Rewrite (a quartic) equation as a square

Question

Given the equation

$$\frac{u^4}{3} - 2u^3 + \frac{23}{3}u^2 - 6u + 8$$

I want to rewrite it in the form $x^2 + 7$.

As it is a quartic, I started by letting $x = au^2 + bu + c$, since squaring this $x$ will give the desired powers for $u$.

Subbing in for $x$

$$(au^2 + bu + c)^2 + 7$$

$$= a^2u^4 + 2abu^3 + (2ac + b^2)u^2 + 2bcu + c^2 + 7$$

Then I let the coefficients in both equations be equal yielding $a^2 = \frac{1}{3}$, $2ab = -2$, $2ac + b^2 = \frac{23}{3}$, and $c^2 + 7 = 8$.

The issue lies here, the system of equations seems to be inconsistent.

Solving for the first 3 gives the values $a = \pm \frac{1}{\sqrt{3}}$, $b = \mp \sqrt{3}$, and $c = \pm \frac{7}{\sqrt{3}}$. However, this value of c disagrees with the last equation above $c^2 + 7 = 8 \implies c = \pm 1$, and likewise for the second last equation.

Is there any way to rewrite the above equation as a square, or is this enough to show it is not possible?

EDIT As a follow up question, how would I rewrite it in the general form $x^2 + D$? What values of D are possible?

Answer 1

It can't generally be written as $x^2 +D$, as the inconsistent solution you found in your approach demonstrates.

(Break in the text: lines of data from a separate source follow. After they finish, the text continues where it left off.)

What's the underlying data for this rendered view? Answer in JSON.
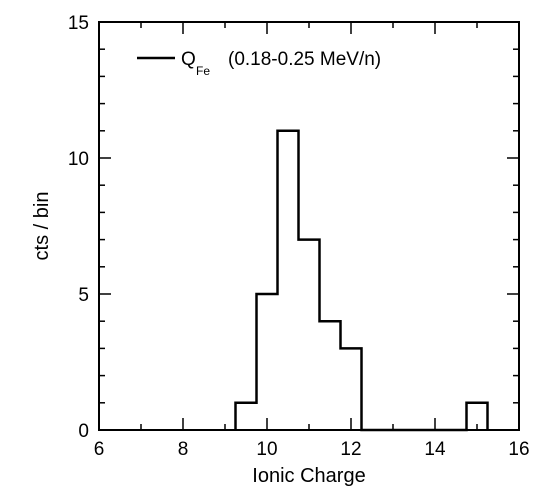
{
  "chart_data": {
    "type": "step",
    "xlabel": "Ionic Charge",
    "ylabel": "cts / bin",
    "xlim": [
      6,
      16
    ],
    "ylim": [
      0,
      15
    ],
    "xticks_major": [
      6,
      8,
      10,
      12,
      14,
      16
    ],
    "xticks_minor": [
      7,
      9,
      11,
      13,
      15
    ],
    "yticks_major": [
      0,
      5,
      10,
      15
    ],
    "yticks_minor": [
      1,
      2,
      3,
      4,
      6,
      7,
      8,
      9,
      11,
      12,
      13,
      14
    ],
    "grid": false,
    "legend": {
      "placement": "top-left",
      "label_main": "Q",
      "label_sub": "Fe",
      "label_rest": "(0.18-0.25 MeV/n)"
    },
    "series": [
      {
        "bin_edges": [
          9.25,
          9.75,
          10.25,
          10.75,
          11.25,
          11.75,
          12.25,
          14.75,
          15.25
        ],
        "counts": [
          1,
          5,
          11,
          7,
          4,
          3,
          0,
          1
        ]
      }
    ]
  }
}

Your approach develops an over determined system of equations, resulting in 5 equations, with only 4 unknowns (a,b,c, and d). It may work in special cases, but you need another degree of freedom to make it work in the general case.

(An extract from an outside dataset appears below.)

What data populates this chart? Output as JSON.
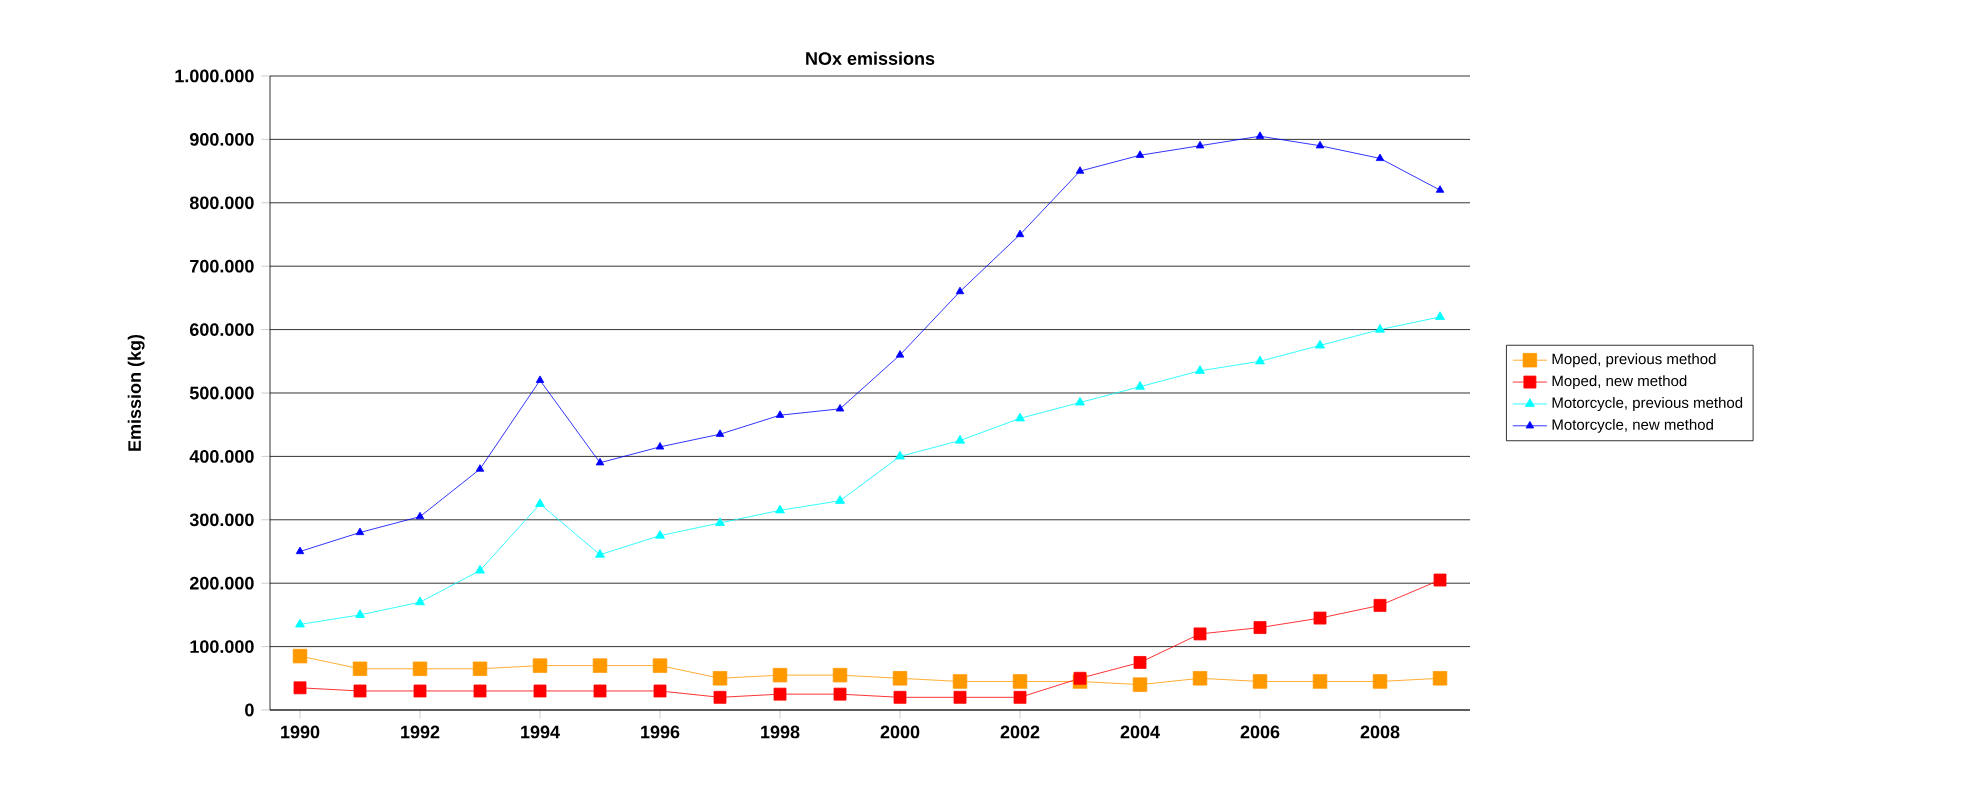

You should be able to make the following always work $$\left(au^2+bu+c\right)^2+ du + e$$

For your quartic, a rewritten expression of that form is $$\left(\dfrac{u^2}{\sqrt{3}} - \sqrt{3}u+ \dfrac{7}{\sqrt{3}}\right)^2 +8u -\dfrac{25}{3}$$

FWIW, the form $x^2+D$ imposes a special sort of symmetry on the quartic, i.e. the first and third turning points of the quartic have the same value on the vertical axis. A general quartic does not have that symmetry.